Use about ¼–⅓ cup (use a dry measuring cup) of batter placed in the center for those slightly irregular waffles you love or about ½ cup for a full waffle.

Cook until golden brown. Place cooked waffles on a wire rack or keep warm in a 225°F oven.

Pro Note:

That irregular shape gives you those uneven edges and texture. While this is not a true Liège waffle (which uses a brioche style dough and pearl sugar), the look and feel are similar rustic, slightly irregular and full of texture.

 

10. Make the Hot Honey

Add chili flakes and fresh peppers to a saucepan over medium high heat. Let them heat for a few minutes first to release their flavor.

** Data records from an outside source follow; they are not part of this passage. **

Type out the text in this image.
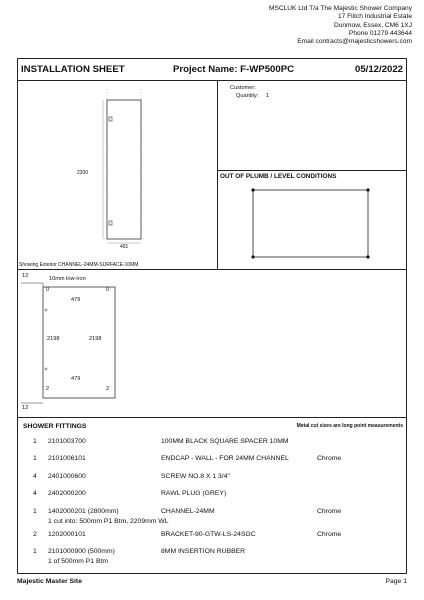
MSCLUK Ltd T/a The Majestic Shower Company
17 Flitch Industrial Estate
Dunmow, Essex, CM6 1XJ
Phone 01279 443644
Email contracts@majesticshowers.com
INSTALLATION SHEET	Project Name: F-WP500PC	05/12/2022
Customer:
Quantity: 1
OUT OF PLUMB / LEVEL CONDITIONS
2200
491
Showing Exterior CHANNEL-24MM-SURFACE-10MM
12	10mm low-iron
0	0
479
2198	2198
479
2	2
12
SHOWER FITTINGS	Metal cut sizes are long point measurements
1 2101003700	100MM BLACK SQUARE SPACER 10MM
1 2101006101	ENDCAP - WALL - FOR 24MM CHANNEL	Chrome
4 2401000600	SCREW NO.8 X 1 3/4"
4 2402000200	RAWL PLUG (GREY)
1 1402000201 (2800mm)	CHANNEL-24MM	Chrome
1 cut into: 500mm P1 Btm, 2209mm WL
2 1202000101	BRACKET-90-GTW-LS-24SGC	Chrome
1 2101000900 (500mm)	8MM INSERTION RUBBER
1 of 500mm P1 Btm
Majestic Master Site	Page 1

Then add the honey and let it warm gently for 1–2 minutes. Do not allow it to boil. Remove from heat and stir in apple cider vinegar. Strain if desired and let cool.

This method builds the heat first, then infuses it into the honey.

 

11. Make the Brown Sugar Cinnilla Syrup

Add brown sugar and water to a saucepan over medium high heat and stir until dissolved and gently boiling.

Reduce heat to medium and let simmer for 3–4 minutes until slightly thickened. Stir in butter and Dash of Dacy Cinnilla Sugar until smooth and glossy.

Remove from heat and add vanilla or maple extract. Let sit for a few minutes to thicken.

The syrup will continue to thicken as it cools, giving you that rich pourable finish.

12. Keep Everything Warm

As you cook in batches, place both the fried chicken and waffles in a 225°F oven to keep warm until ready to serve.

This keeps everything hot and crisp without overcooking.

 

13. Plate and Serve

Plate your waffles and add softened butter. Top with crispy chicken.

Drizzle with brown sugar syrup and/or hot honey. Finish with sliced jalapeños, scallions or microgreens and a light dusting of powdered sugar.

Serve warm and enjoy.

 

From My Kitchen

This is your guide, adjust to your taste, trust your hands and pay attention to texture. That’s how you take a classic comfort meal and make it your own every time!